How to use the NVIDIA CUDA Compiler Driver `nvcc` (with examples)
The NVIDIA CUDA Compiler Driver, commonly referred to as nvcc
, is a core component for programmers working with NVIDIA’s CUDA platform. CUDA is a parallel computing architecture that utilizes the extraordinary computing power of NVIDIA’s GPUs to deliver incredibly high performance for computationally intensive applications. The nvcc
command is crucial as it transforms CUDA code into executable binaries that can run on NVIDIA GPUs. This article explores various use cases of the nvcc
command, each demonstrating its versatility and functionality in different contexts.
Compile a CUDA program
Code:
nvcc path/to/source.cu -o path/to/executable
Motivation:
This is the fundamental use case where a CUDA program written in a source file (with a .cu
extension) is compiled into an executable. This process is essential for converting human-readable code into a format that machines can execute. The ease with which nvcc
handles this task makes it the backbone of development in CUDA-driven environments, enabling developers to test, implement, and refine their algorithms on NVIDIA GPUs.
Explanation:
nvcc
: Invokes the NVIDIA CUDA Compiler Driver to begin the compilation process.path/to/source.cu
: The path to the CUDA source file that contains the program logic.-o path/to/executable
: Specifies the output path and name for the compiled executable file.
Example Output:
After running the command, an executable binary file will be created at the specified output location. This file can be executed to run the CUDA program using an NVIDIA GPU.
Generate debug information
Code:
nvcc path/to/source.cu -o path/to/executable --debug --device-debug
Motivation:
Debugging is an integral part of software development, allowing developers to identify and fix errors within their code. In CUDA programming, where errors can also involve the complex interaction of both the GPU and CPU, comprehensive debugging information is critical. This example showcases how nvcc
can generate detailed debug details that assist in troubleshooting and optimizing CUDA programs.
Explanation:
nvcc
: Starts the compilation process.path/to/source.cu
: Path to the CUDA program that is to be compiled.-o path/to/executable
: Designates the output file for the executable.--debug
: Directsnvcc
to include debugging information in the output.--device-debug
: Extends debugging details to cover the CUDA devices, showing information relevant to GPU executed portions of the program.
Example Output:
The output will be a debuggable executable, with enhanced data that can be used by CUDA-compatible debuggers to analyze and step through the application.
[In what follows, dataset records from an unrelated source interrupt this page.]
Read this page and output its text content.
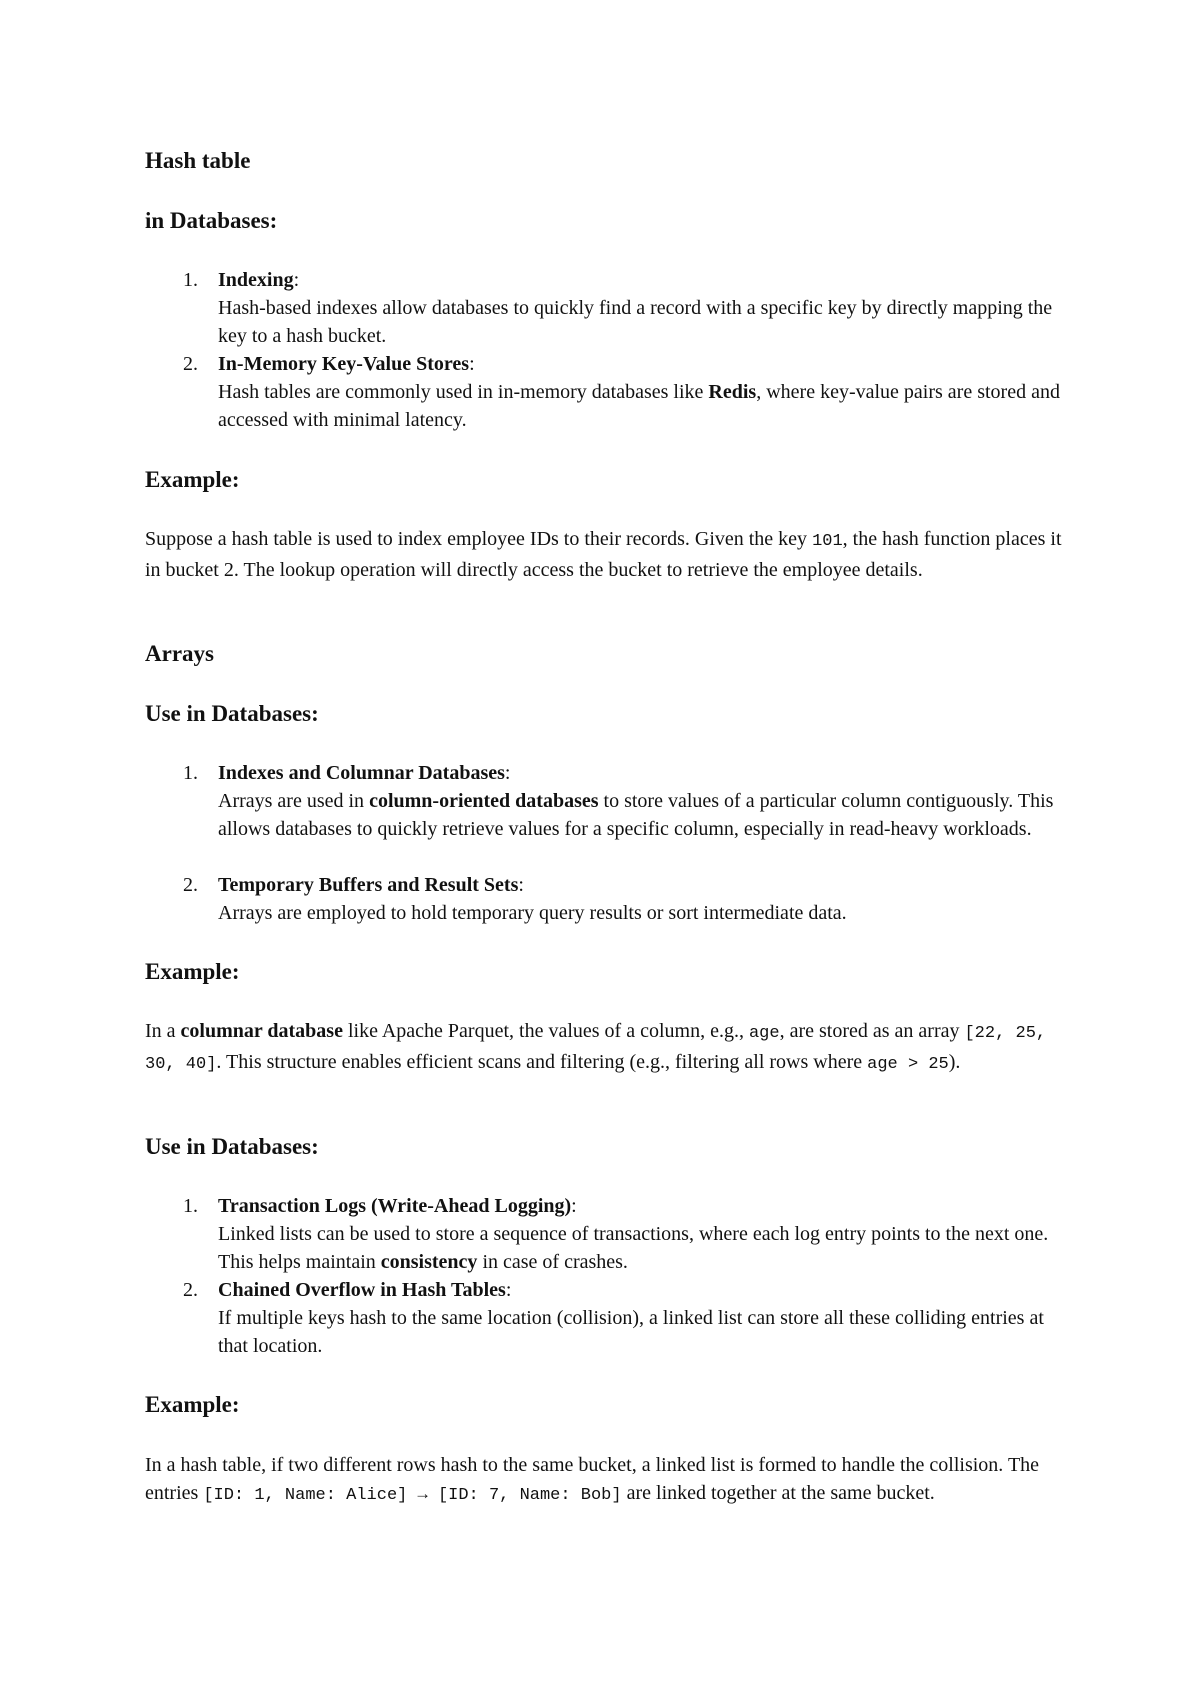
Hash table
in Databases:
1. Indexing:
Hash-based indexes allow databases to quickly find a record with a specific key by directly mapping the key to a hash bucket.
2. In-Memory Key-Value Stores:
Hash tables are commonly used in in-memory databases like Redis, where key-value pairs are stored and accessed with minimal latency.
Example:

Suppose a hash table is used to index employee IDs to their records. Given the key 101, the hash function places it in bucket 2. The lookup operation will directly access the bucket to retrieve the employee details.

Arrays
Use in Databases:
1. Indexes and Columnar Databases:
Arrays are used in column-oriented databases to store values of a particular column contiguously. This allows databases to quickly retrieve values for a specific column, especially in read-heavy workloads.
2. Temporary Buffers and Result Sets:
Arrays are employed to hold temporary query results or sort intermediate data.
Example:

In a columnar database like Apache Parquet, the values of a column, e.g., age, are stored as an array [22, 25, 30, 40]. This structure enables efficient scans and filtering (e.g., filtering all rows where age > 25).

Use in Databases:
1. Transaction Logs (Write-Ahead Logging):
Linked lists can be used to store a sequence of transactions, where each log entry points to the next one. This helps maintain consistency in case of crashes.
2. Chained Overflow in Hash Tables:
If multiple keys hash to the same location (collision), a linked list can store all these colliding entries at that location.
Example:

In a hash table, if two different rows hash to the same bucket, a linked list is formed to handle the collision. The entries [ID: 1, Name: Alice] → [ID: 7, Name: Bob] are linked together at the same bucket.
Include libraries from a different path
Code:
nvcc path/to/source.cu -o path/to/executable -Ipath/to/includes -Lpath/to/library -llibrary_name
Motivation:
Complex CUDA programs often rely on external libraries to access pre-written functions and tools that save time and effort. Including libraries from varied locations is necessary when these resources are not situated in standard paths. This command helps manage dependencies effectively by including specific library paths and names, streamlining development processes.
Explanation:
nvcc
: Launches the compilation process.path/to/source.cu
: Specifies the CUDA source file to be compiled.-o path/to/executable
: Determines where the final executable will reside and its associated name.-Ipath/to/includes
: Adds a directory to the list of paths to search for header files during compilation.-Lpath/to/library
: Adds a directory to the library search path for resolving external dependencies.-llibrary_name
: Links against a specific library that provides needed functionalities.
Example Output:
The output is an executable that correctly links with external libraries, enabling full access to the required features and functions defined in the included paths.
Specify the compute capability for a specific GPU architecture
Code:
nvcc path/to/source.cu -o path/to/executable --generate-code arch=arch_name,code=gpu_code_name
Motivation:
Different GPUs have diverse capabilities, a factor known as compute capability. By specifying the compute capability, developers ensure that their applications are optimized and fully functional on targeted GPU architectures. This is especially important for achieving optimal performance and compatibility when running applications on varying types of NVIDIA GPUs.
Explanation:
nvcc
: Initiates the compiling sequence.path/to/source.cu
: Path to the source code file requiring compilation.-o path/to/executable
: Location and name of the executable result.--generate-code arch=arch_name,code=gpu_code_name
: Specifies the architecture and the GPU code generation options.arch_name
refers to the architecture target, whilegpu_code_name
specifies the instruction set for a specific GPU family.
Example Output:
The compiled application will be tailor-made for the specified GPU architecture, ensuring it operates efficiently on the intended hardware.
Conclusion:
The nvcc
command is indispensable for CUDA developers working with NVIDIA GPUs, offering extensive capabilities beyond simple compilation. From debugging to linking libraries and targeting specific hardware architectures, nvcc
provides a comprehensive toolkit for developers seeking to harness the power of parallel processing with CUDA. Through these examples, the versatility and critical role of nvcc
in CUDA development are clearly highlighted, equipping developers with the knowledge needed to effectively build and optimize GPU-accelerated applications.